Economia / Valchiavenna
Venerdì 20 Gennaio 2017
La Brisaola fa gola: «Ma è inimitabile, sì a Slow Food»
Anche il Consorzio turistico scende in campo a favore del prodotto chiavennasco. «Il nostro insaccato è artigianale, questa è la sua forza».
«La brisaola è un patrimonio di tutti, ma non per tutti. La soluzione è il presidio Slow Food». Continua il dibattito sul destino, strettamente artigianale o con un possibile risvolto industriale, del salume d’elezione della Valchiavenna. La “brisaola” tipica delle valli del Liro e del Mera è stata oggetto ieri di un intervento del Consorzio di promozione turistica della Valchiavenna, che ha colto l’occasione per annunciare che la prossima edizione della manifestazione “Il Dì della Brisaola” si terrà domenica 1 ottobre.
«C’è il massimo impegno dei produttori artigiani valchiavennaschi e del Consorzio turistico per valorizzare un prodotto con la sua tradizione secolare unica e irripetibile. Occhi vigili che scelgono la miglior carne bovina, mani abili che selezionano i tagli e dosano le spezie, il soffio delicato della montagna che li accarezza durante la stagionatura regalando un sapore inimitabile, il tocco magico dell’affumicatura. Così era nel 1400 e così è oggi per la bravura e la passione dei piccoli produttori locali: la brisaola è il prodotto principe della tradizione gastronomica della Valchiavenna». Si torna a sottolineare la differenza con il prodotto valtellinese, ma soprattutto ci si concentra sui possibili sviluppi di una produzione industriale come quella annunciata dal salumificio Rigamonti di Montagna in Valtellina: «Non è un caso - spiegano dal Consorzio di piazzale Caduti - che Slow Food guardi alla brisaola per la costituzione di un secondo presidio, accanto a quello del violino di capra. Tutto questo conferma come la strada intrapresa, in stretta sinergia fra produttori e enti pubblici, sia quella giusta, seppure ancora all’inizio. E non c’è da sorprendersi se tanto clamore, e soprattutto se tanta bontà, non siano sfuggiti a un salumificio industriale che ha deciso di utilizzare la denominazione “brisaola”. Segno evidente che gli strateghi del marketing hanno intravisto un potenziale commerciale. È presto per dire quali conseguenze avrà un’industrializzazione che riguarda il nome ma non il prodotto, che rimane unico e irripetibile, impossibile da produrre nei grandi impianti dove mancano le mani degli artigiani, la ricetta segreta e il sorèl che soffia nei crotti».

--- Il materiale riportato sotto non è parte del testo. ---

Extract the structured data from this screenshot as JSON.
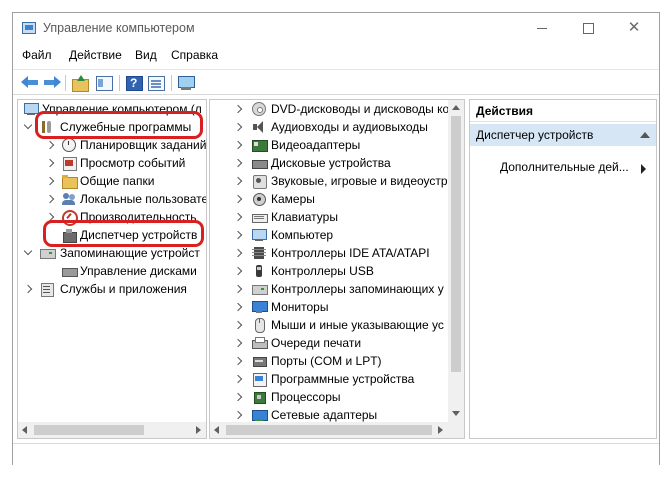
{
  "window": {
    "title": "Управление компьютером",
    "controls": {
      "minimize": "minimize",
      "maximize": "maximize",
      "close": "✕"
    }
  },
  "menubar": {
    "items": [
      "Файл",
      "Действие",
      "Вид",
      "Справка"
    ]
  },
  "toolbar": {
    "icons": [
      "arrow-left-icon",
      "arrow-right-icon",
      "folder-up-icon",
      "show-tree-icon",
      "help-icon",
      "properties-icon",
      "monitor-icon"
    ]
  },
  "tree": {
    "root": "Управление компьютером (л",
    "tools": "Служебные программы",
    "scheduler": "Планировщик заданий",
    "events": "Просмотр событий",
    "shared": "Общие папки",
    "local_users": "Локальные пользовате",
    "performance": "Производительность",
    "device_manager": "Диспетчер устройств",
    "storage": "Запоминающие устройст",
    "disk_mgmt": "Управление дисками",
    "services": "Службы и приложения"
  },
  "devices": {
    "items": [
      "DVD-дисководы и дисководы ко",
      "Аудиовходы и аудиовыходы",
      "Видеоадаптеры",
      "Дисковые устройства",
      "Звуковые, игровые и видеоустр",
      "Камеры",
      "Клавиатуры",
      "Компьютер",
      "Контроллеры IDE ATA/ATAPI",
      "Контроллеры USB",
      "Контроллеры запоминающих у",
      "Мониторы",
      "Мыши и иные указывающие ус",
      "Очереди печати",
      "Порты (COM и LPT)",
      "Программные устройства",
      "Процессоры",
      "Сетевые адаптеры"
    ]
  },
  "actions": {
    "header": "Действия",
    "group": "Диспетчер устройств",
    "more": "Дополнительные дей..."
  },
  "colors": {
    "highlight": "#d92020",
    "selection": "#d6e6f5"
  }
}
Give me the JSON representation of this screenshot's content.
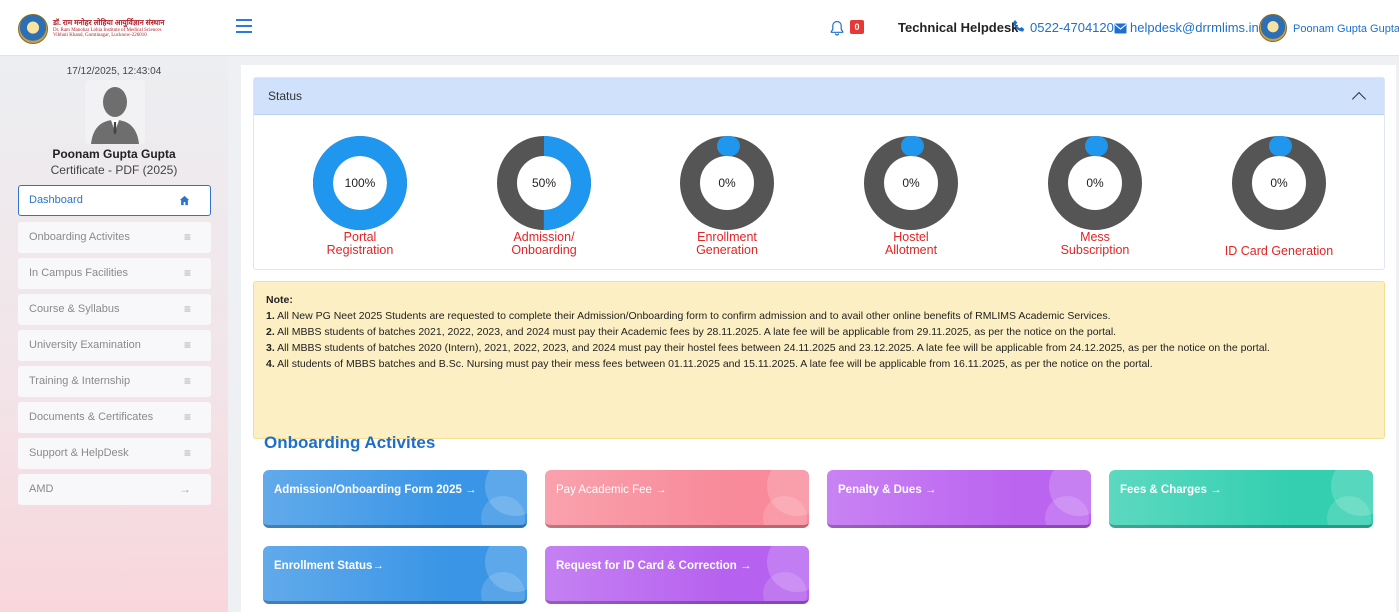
{
  "header": {
    "logo_line1": "डॉ. राम मनोहर लोहिया आयुर्विज्ञान संस्थान",
    "logo_line2": "Dr. Ram Manohar Lohia Institute of Medical Sciences",
    "logo_line3": "Vibhuti Khand, Gomtinagar, Lucknow-226010",
    "notification_count": "0",
    "helpdesk_label": "Technical Helpdesk",
    "phone": "0522-4704120",
    "email": "helpdesk@drrmlims.in",
    "user_name": "Poonam Gupta Gupta ▾"
  },
  "sidebar": {
    "datetime": "17/12/2025, 12:43:04",
    "name": "Poonam Gupta Gupta",
    "program": "Certificate - PDF (2025)",
    "items": [
      {
        "label": "Dashboard",
        "icon": "home-icon"
      },
      {
        "label": "Onboarding Activites",
        "icon": "menu-icon"
      },
      {
        "label": "In Campus Facilities",
        "icon": "menu-icon"
      },
      {
        "label": "Course & Syllabus",
        "icon": "menu-icon"
      },
      {
        "label": "University Examination",
        "icon": "menu-icon"
      },
      {
        "label": "Training & Internship",
        "icon": "menu-icon"
      },
      {
        "label": "Documents & Certificates",
        "icon": "menu-icon"
      },
      {
        "label": "Support & HelpDesk",
        "icon": "menu-icon"
      },
      {
        "label": "AMD",
        "icon": "arrow-right-icon"
      }
    ]
  },
  "status": {
    "title": "Status",
    "items": [
      {
        "value": "100%",
        "progress": 1.0,
        "label1": "Portal",
        "label2": "Registration"
      },
      {
        "value": "50%",
        "progress": 0.5,
        "label1": "Admission/",
        "label2": "Onboarding"
      },
      {
        "value": "0%",
        "progress": 0.0,
        "label1": "Enrollment",
        "label2": "Generation"
      },
      {
        "value": "0%",
        "progress": 0.0,
        "label1": "Hostel",
        "label2": "Allotment"
      },
      {
        "value": "0%",
        "progress": 0.0,
        "label1": "Mess",
        "label2": "Subscription"
      },
      {
        "value": "0%",
        "progress": 0.0,
        "label1": "ID Card Generation",
        "label2": ""
      }
    ],
    "colors": {
      "fill": "#1f97ee",
      "track": "#555555"
    }
  },
  "note": {
    "title": "Note:",
    "lines": [
      {
        "num": "1.",
        "text": "All New PG Neet 2025 Students are requested to complete their Admission/Onboarding form to confirm admission and to avail other online benefits of RMLIMS Academic Services."
      },
      {
        "num": "2.",
        "text": "All MBBS students of batches 2021, 2022, 2023, and 2024 must pay their Academic fees by 28.11.2025. A late fee will be applicable from 29.11.2025, as per the notice on the portal."
      },
      {
        "num": "3.",
        "text": "All MBBS students of batches 2020 (Intern), 2021, 2022, 2023, and 2024 must pay their hostel fees between 24.11.2025 and 23.12.2025. A late fee will be applicable from 24.12.2025, as per the notice on the portal."
      },
      {
        "num": "4.",
        "text": "All students of MBBS batches and B.Sc. Nursing must pay their mess fees between 01.11.2025 and 15.11.2025. A late fee will be applicable from 16.11.2025, as per the notice on the portal."
      }
    ]
  },
  "onboarding": {
    "title": "Onboarding Activites",
    "cards": [
      {
        "label": "Admission/Onboarding Form 2025 →",
        "bold": true
      },
      {
        "label": "Pay Academic Fee →",
        "bold": false
      },
      {
        "label": "Penalty & Dues →",
        "bold": true
      },
      {
        "label": "Fees & Charges →",
        "bold": true
      },
      {
        "label": "Enrollment Status→",
        "bold": true
      },
      {
        "label": "Request for ID Card & Correction →",
        "bold": true
      }
    ],
    "card_colors": [
      "#3a95e6",
      "#f88a99",
      "#bb64f0",
      "#33cfb0",
      "#3a95e6",
      "#b661ef"
    ]
  }
}
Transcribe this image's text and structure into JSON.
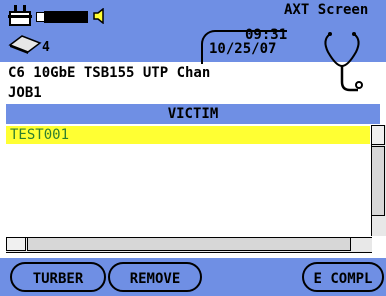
{
  "header": {
    "title": "AXT Screen",
    "card_count": "4",
    "time": "09:31",
    "date": "10/25/07",
    "cable_type": "C6 10GbE TSB155 UTP Chan",
    "job": "JOB1",
    "battery_level": 0.92
  },
  "table": {
    "column_header": "VICTIM",
    "rows": [
      "TEST001"
    ],
    "selected_index": 0
  },
  "buttons": {
    "btn1": "TURBER",
    "btn2": "REMOVE",
    "btn3": "E COMPL"
  },
  "colors": {
    "accent_blue": "#6f8fe4",
    "selection_yellow": "#ffff33",
    "selection_text": "#2f7f2f"
  }
}
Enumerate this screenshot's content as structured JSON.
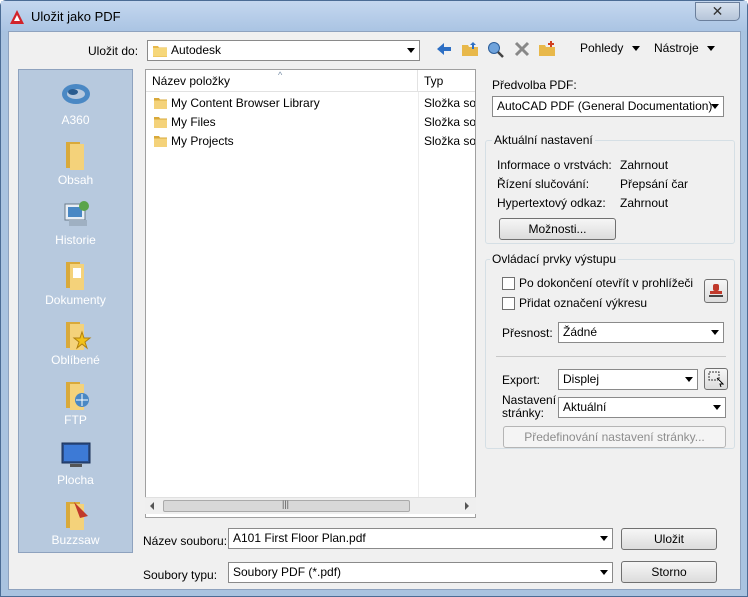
{
  "window": {
    "title": "Uložit jako PDF",
    "close_glyph": "✕"
  },
  "toolbar": {
    "save_in_label": "Uložit do:",
    "location": "Autodesk",
    "views_label": "Pohledy",
    "tools_label": "Nástroje"
  },
  "sidebar": {
    "items": [
      {
        "label": "A360",
        "icon": "a360-icon"
      },
      {
        "label": "Obsah",
        "icon": "folder-icon"
      },
      {
        "label": "Historie",
        "icon": "history-icon"
      },
      {
        "label": "Dokumenty",
        "icon": "documents-icon"
      },
      {
        "label": "Oblíbené",
        "icon": "favorites-icon"
      },
      {
        "label": "FTP",
        "icon": "ftp-icon"
      },
      {
        "label": "Plocha",
        "icon": "desktop-icon"
      },
      {
        "label": "Buzzsaw",
        "icon": "buzzsaw-icon"
      }
    ]
  },
  "filelist": {
    "columns": [
      "Název položky",
      "Typ"
    ],
    "rows": [
      {
        "name": "My Content Browser Library",
        "type": "Složka souborů"
      },
      {
        "name": "My Files",
        "type": "Složka souborů"
      },
      {
        "name": "My Projects",
        "type": "Složka souborů"
      }
    ]
  },
  "pdf": {
    "preset_label": "Předvolba PDF:",
    "preset_value": "AutoCAD PDF (General Documentation)",
    "current_settings_legend": "Aktuální nastavení",
    "settings": [
      {
        "key": "Informace o vrstvách:",
        "value": "Zahrnout"
      },
      {
        "key": "Řízení slučování:",
        "value": "Přepsání čar"
      },
      {
        "key": "Hypertextový odkaz:",
        "value": "Zahrnout"
      }
    ],
    "options_button": "Možnosti...",
    "output_legend": "Ovládací prvky výstupu",
    "open_after_label": "Po dokončení otevřít v prohlížeči",
    "add_stamp_label": "Přidat označení výkresu",
    "precision_label": "Přesnost:",
    "precision_value": "Žádné",
    "export_label": "Export:",
    "export_value": "Displej",
    "page_setup_label_1": "Nastavení",
    "page_setup_label_2": "stránky:",
    "page_setup_value": "Aktuální",
    "page_setup_override_button": "Předefinování nastavení stránky..."
  },
  "footer": {
    "filename_label": "Název souboru:",
    "filename_value": "A101 First Floor Plan.pdf",
    "filetype_label": "Soubory typu:",
    "filetype_value": "Soubory PDF (*.pdf)",
    "save_button": "Uložit",
    "cancel_button": "Storno"
  }
}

Non ci si fascia la testa, però. Almeno per il momento. L’idea è che con un marchio di prestigio la differenza tra il prodotto industriale e quello artigianale andrà a emergere in modo naturale: «Invece di interrogarci e di indignarci, analizziamo la situazione, valutiamo positivamente il rinnovato entusiasmo dei produttori, dei giovani soprattutto, e lavoriamo tutti insieme con impegno per capitalizzare quanto è stato ottenuto sin qui. Ancora poco rispetto al potenziale della brisaola e di chi la produce. La brisaola è patrimonio di tutti, ma non può essere per tutti, come le confezioni industriali vorrebbero far credere. La costituzione del presidio Slow Food potrebbe essere la soluzione per decretare una volta per tutte, oggi e domani, in provincia di Sondrio e oltre i confini, l’unicità della brisaola».